My other hobby, besides genealogy, is reading mysteries. I think there might be a connection there. Anyway—I always thought it would be so great to create a mystery series in which the detective is a genealogist. I’ve run a few stories through my head, but I don’t think I have the plotting skills of a mystery writer—or even the searching skills of a professional genealogist.
So I was very glad to see that someone else had had the same idea. I just finished In the Blood: A Genealogical Crime Mystery by Steve Robinson. It is the first book in a series about professional genealogist, Jefferson Tayte, who gets a little more than he bargained for when he is hired by an American to trace a branch of his family who returned to live in Cornwall after the defeat of the British in the American Revolution.
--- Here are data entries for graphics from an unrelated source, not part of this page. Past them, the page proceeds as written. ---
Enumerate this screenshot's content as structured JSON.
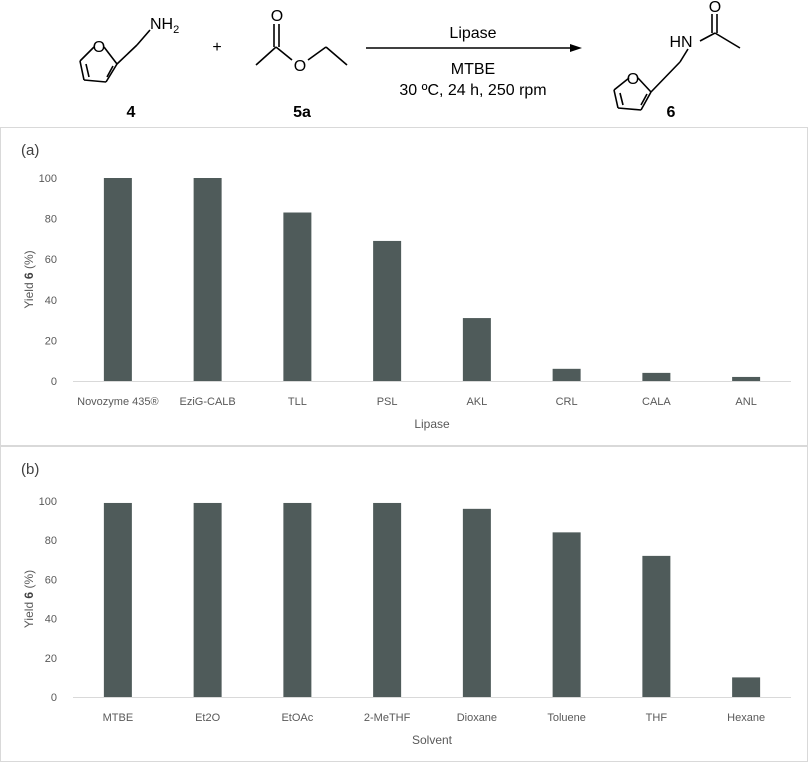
{
  "scheme": {
    "reactant1_label": "4",
    "reactant1_group": "NH",
    "reactant1_sub": "2",
    "plus": "+",
    "reactant2_label": "5a",
    "reagent_top": "Lipase",
    "reagent_mid": "MTBE",
    "reagent_bottom": "30 ºC, 24 h, 250 rpm",
    "product_label": "6",
    "product_group": "HN",
    "atom_o": "O"
  },
  "chart_data": [
    {
      "type": "bar",
      "panel_label": "(a)",
      "categories": [
        "Novozyme 435®",
        "EziG-CALB",
        "TLL",
        "PSL",
        "AKL",
        "CRL",
        "CALA",
        "ANL"
      ],
      "values": [
        100,
        100,
        83,
        69,
        31,
        6,
        4,
        2
      ],
      "xlabel": "Lipase",
      "ylabel_prefix": "Yield ",
      "ylabel_bold": "6",
      "ylabel_suffix": " (%)",
      "ylim": [
        0,
        100
      ],
      "yticks": [
        0,
        20,
        40,
        60,
        80,
        100
      ],
      "grid": false,
      "bar_color": "#4f5b5a"
    },
    {
      "type": "bar",
      "panel_label": "(b)",
      "categories": [
        "MTBE",
        "Et2O",
        "EtOAc",
        "2-MeTHF",
        "Dioxane",
        "Toluene",
        "THF",
        "Hexane"
      ],
      "values": [
        99,
        99,
        99,
        99,
        96,
        84,
        72,
        10
      ],
      "xlabel": "Solvent",
      "ylabel_prefix": "Yield ",
      "ylabel_bold": "6",
      "ylabel_suffix": " (%)",
      "ylim": [
        0,
        100
      ],
      "yticks": [
        0,
        20,
        40,
        60,
        80,
        100
      ],
      "grid": false,
      "bar_color": "#4f5b5a"
    }
  ]
}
JT, as he is called, can’t find any trace of the family of James Fairborne after he arrives in Cornwall in 1783. What he does find is a second family—and lots of questions. Someone else doesn’t want him to find the answers. With his trusty laptop and visits to records offices and churchyard cemeteries, JT pursues the mystery and receives death threats and attempts on his life. He finds that a number of people have been murdered over the years in order to keep the secret.
Compared to other mysteries I have read, it fares pretty well. The genealogical mystery provides the suspense. Will JT figure it out before someone else dies? Although the ultimate mystery—why James Fairborne’s first family disappeared—is solved by a document that has survived, hidden, over 200 years, don’t we all wish we could find something like that?
There are two more books in the series: To the Grave, in which the genealogical mystery begins in World War II, and The Last Queen of England, in which the mystery involves the royal family. The Kindle editions of book #1 and #2 sell for $3.99; In the Blood is on sale today for $.99!